Four months after their daughter’s episode, the couple cofounded End Allergies Together (EAT)—a research nonprofit that aims to accelerate treatments and cures for food allergies—with Tom and Kim Hall, another couple whose daughter lives with a similar diagnosis.
Their first step was to address a major research funding gap. “The National Institutes of Health allocates only $76 million to food allergies, which affects roughly one in 10 Americans and has no FDA approved treatments,” says Elise. “Epilepsy, which affects one in 105 Americans, receives $163 million and has 20 classes of FDA approved treatments.”
EAT’s founding principles included a commitment to put 90 percent of donations toward research that will accelerate discoveries. “We built an organization we would want to invest in ourselves. We cover overhead so donors aren’t giving money to the nonprofit; they are giving to the world’s best scientists researching cures,” says Greg.
They also created a medical advisory board comprised of experts in their respective fields who are not currently conducting research—and, therefore, not seeking funding. “The decision-making process is very different when you don’t have skin in the game,” observes Greg.
In their HBS sections they found not only a network of support and resources, but also many classmates with their own family’s challenges with food allergies. The group includes Ron Laufer (MBA 2000),who conducted scientific research and advised EAT on health care investing; Ben Gordon (MBA 2000), who organized a fundraiser for EAT; Kelly and Andrew Mulderry (both MBA 2000),who helped network; Michael Weinbach (MBA 2000), who hosted a panel for more than 3,000 employees at JP Morgan; and Wynee Sade (MBA 2000). “It was one after another after another,” says Greg. “I bet 15 to 20 sectionmates have children with this disease.”

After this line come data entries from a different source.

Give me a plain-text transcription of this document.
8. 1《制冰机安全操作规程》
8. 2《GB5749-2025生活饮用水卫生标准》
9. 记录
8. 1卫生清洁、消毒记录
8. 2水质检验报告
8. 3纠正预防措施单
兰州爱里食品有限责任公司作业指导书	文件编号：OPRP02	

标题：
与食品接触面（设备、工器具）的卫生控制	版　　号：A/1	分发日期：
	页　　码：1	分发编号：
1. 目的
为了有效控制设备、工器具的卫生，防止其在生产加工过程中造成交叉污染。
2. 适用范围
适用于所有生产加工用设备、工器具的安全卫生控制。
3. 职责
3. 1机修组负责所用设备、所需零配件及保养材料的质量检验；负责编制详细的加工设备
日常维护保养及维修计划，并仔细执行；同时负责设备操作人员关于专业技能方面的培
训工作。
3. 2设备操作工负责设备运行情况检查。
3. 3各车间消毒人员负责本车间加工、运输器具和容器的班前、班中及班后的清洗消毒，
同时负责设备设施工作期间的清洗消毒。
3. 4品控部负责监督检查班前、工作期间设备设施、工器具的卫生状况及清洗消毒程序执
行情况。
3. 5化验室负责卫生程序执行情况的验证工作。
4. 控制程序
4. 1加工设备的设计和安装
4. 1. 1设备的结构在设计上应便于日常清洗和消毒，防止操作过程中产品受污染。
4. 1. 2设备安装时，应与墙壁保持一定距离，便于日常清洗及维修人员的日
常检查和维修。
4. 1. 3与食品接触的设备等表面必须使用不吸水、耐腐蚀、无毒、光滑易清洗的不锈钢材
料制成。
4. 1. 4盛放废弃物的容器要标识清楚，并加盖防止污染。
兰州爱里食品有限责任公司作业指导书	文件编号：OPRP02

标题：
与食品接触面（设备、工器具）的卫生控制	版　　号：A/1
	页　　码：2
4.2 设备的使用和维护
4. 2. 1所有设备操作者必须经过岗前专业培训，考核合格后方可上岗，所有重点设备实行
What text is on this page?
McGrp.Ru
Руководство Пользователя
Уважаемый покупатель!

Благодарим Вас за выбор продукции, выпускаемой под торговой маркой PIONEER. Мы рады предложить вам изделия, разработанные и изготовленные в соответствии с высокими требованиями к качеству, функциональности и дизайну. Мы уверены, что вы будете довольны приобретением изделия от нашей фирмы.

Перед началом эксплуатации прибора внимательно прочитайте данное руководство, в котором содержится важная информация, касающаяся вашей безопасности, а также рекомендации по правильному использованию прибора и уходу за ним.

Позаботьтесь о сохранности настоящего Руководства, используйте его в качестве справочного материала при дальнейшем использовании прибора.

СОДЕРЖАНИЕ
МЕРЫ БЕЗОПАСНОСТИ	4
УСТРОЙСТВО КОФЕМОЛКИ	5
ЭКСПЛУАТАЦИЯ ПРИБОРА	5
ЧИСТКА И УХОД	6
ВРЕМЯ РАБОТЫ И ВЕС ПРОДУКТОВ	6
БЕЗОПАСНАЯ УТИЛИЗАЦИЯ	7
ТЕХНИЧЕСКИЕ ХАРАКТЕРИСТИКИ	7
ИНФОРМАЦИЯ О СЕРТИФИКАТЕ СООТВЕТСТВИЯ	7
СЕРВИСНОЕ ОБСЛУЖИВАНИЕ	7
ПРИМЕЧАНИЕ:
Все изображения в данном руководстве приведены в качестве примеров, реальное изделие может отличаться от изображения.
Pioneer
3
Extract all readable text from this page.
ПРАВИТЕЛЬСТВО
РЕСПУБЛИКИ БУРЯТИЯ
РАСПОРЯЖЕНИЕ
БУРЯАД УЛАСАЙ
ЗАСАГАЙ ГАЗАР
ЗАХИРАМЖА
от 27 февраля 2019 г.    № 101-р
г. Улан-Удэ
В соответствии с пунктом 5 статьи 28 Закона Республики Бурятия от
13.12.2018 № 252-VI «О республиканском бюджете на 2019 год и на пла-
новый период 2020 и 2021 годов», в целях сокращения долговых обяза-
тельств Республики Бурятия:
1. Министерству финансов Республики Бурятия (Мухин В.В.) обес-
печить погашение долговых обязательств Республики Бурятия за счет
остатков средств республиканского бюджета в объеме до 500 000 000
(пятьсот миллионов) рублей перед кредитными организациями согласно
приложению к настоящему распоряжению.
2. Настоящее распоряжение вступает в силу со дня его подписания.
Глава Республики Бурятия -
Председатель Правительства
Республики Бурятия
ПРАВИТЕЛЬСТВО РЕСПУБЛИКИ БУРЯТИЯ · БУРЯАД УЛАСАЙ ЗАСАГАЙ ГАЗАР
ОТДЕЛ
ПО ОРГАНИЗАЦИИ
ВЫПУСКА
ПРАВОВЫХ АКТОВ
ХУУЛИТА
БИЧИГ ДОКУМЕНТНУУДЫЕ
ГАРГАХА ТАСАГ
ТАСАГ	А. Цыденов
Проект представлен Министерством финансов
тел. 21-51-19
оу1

Early success in raising capital has allowed EAT to move from supporting existing research to a new model of proactive challenge grants. “We have so many areas of need that we are putting together large challenge grants to go after them individually,” notes Elise. “We need to broaden the net and provide incentives for scientists to work together within food allergy and across disease states to solve specific problems such as diagnostics and reducing the allergic response.”
The couple hopes their advances can offset the reality that allergic reactions seem to magnify with each generation. Greg says increased numbers of people with food allergies as well as the number of allergens causing severe reactions now send someone to the emergency room every two to three minutes in the United States.
“We have a lot at stake, personally, even though we make investments through EAT that don’t have anything to do with helping Campbell,” he adds. “I went into this to find a way to find for my daughter to be safe when she goes to college, but my entire lens has changed. This is a balance of trying to take the ‘life-threatening’ out of this condition while we fund the heavy lifting involved to understand the basic science. I don’t want my daughter to feel the way Elise does when she’s a mom.”